The Commonwealth says that he is yet another threat to children to hit the headlines recently. According to law enforcement, the Massachusetts Internet Crimes Against Children Task Force (“ICAC”) received a tip nearly nine months ago from a National Center for Missing Exploited Children CyberTipline. The information concerned an upload of child pornography to a website.

A joint criminal investigation ensued between ICAC, Massachusetts State Police, the Barnstable County Sheriff’s Office, and the Barnstable Police Department. As part of that investigation, the Defendant’s laptop computer was seized pursuant to a search warrant.

The Defendant was not arrested at that time. Instead, there was a forensic examination of his computer which allegedly revealed several videos and images of young females being posed in states of nudity and engaged in sexual acts. The Commonwealth says that the videos appeared to have been created during webcam chats the Defendant was having with the young females. The search was on for the girls and, finally, one was found and interviewed.

Now, you may be wondering what the Defendant was doing with himself while the authorities continued their criminal investigation.

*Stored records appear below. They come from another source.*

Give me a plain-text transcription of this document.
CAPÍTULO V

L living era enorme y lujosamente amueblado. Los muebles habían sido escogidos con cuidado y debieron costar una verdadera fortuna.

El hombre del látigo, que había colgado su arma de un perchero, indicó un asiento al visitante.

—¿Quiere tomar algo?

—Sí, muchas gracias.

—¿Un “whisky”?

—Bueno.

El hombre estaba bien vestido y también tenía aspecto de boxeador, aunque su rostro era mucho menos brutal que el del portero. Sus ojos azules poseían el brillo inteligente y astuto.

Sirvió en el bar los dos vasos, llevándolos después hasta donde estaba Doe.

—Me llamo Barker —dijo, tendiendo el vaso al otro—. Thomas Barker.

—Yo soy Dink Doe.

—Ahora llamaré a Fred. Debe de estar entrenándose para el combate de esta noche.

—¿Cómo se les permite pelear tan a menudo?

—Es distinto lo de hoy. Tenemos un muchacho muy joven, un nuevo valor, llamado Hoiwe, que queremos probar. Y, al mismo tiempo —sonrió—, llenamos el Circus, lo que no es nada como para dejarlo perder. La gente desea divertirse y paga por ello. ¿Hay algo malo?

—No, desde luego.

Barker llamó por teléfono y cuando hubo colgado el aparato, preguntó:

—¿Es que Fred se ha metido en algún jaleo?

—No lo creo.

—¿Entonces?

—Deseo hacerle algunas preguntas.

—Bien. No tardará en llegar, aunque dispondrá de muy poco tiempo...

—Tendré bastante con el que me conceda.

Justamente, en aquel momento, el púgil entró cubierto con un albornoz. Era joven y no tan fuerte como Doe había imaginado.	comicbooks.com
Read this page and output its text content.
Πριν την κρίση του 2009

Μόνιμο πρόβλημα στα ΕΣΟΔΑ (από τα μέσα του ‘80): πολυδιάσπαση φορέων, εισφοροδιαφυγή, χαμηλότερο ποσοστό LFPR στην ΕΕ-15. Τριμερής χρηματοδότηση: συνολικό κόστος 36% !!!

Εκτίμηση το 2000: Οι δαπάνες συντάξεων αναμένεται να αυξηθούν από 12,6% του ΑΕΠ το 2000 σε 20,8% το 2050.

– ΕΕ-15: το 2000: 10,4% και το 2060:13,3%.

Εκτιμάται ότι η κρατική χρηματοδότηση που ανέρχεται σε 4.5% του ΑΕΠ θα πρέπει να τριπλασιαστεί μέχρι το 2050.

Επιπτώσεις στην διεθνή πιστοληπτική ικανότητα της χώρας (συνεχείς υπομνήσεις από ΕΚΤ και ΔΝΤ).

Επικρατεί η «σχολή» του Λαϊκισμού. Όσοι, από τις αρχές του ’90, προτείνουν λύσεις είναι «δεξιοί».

Well, according to the Commonwealth, the girl interviewed reported that two months after the Defendant’s computer had been seized, he had contacted her again online, continuing his efforts to get her to take more pictures of herself to send to him.

On February 6th, armed with an arrest warrant, authorities arrested the Defendant in North Weymouth. He has been arraigned in Barnstable District Court on charges of posing a child nude and engaged in sexual activity, possession of child pornography, disseminating obscene matter to minors, and videotaping a nude person without their knowledge.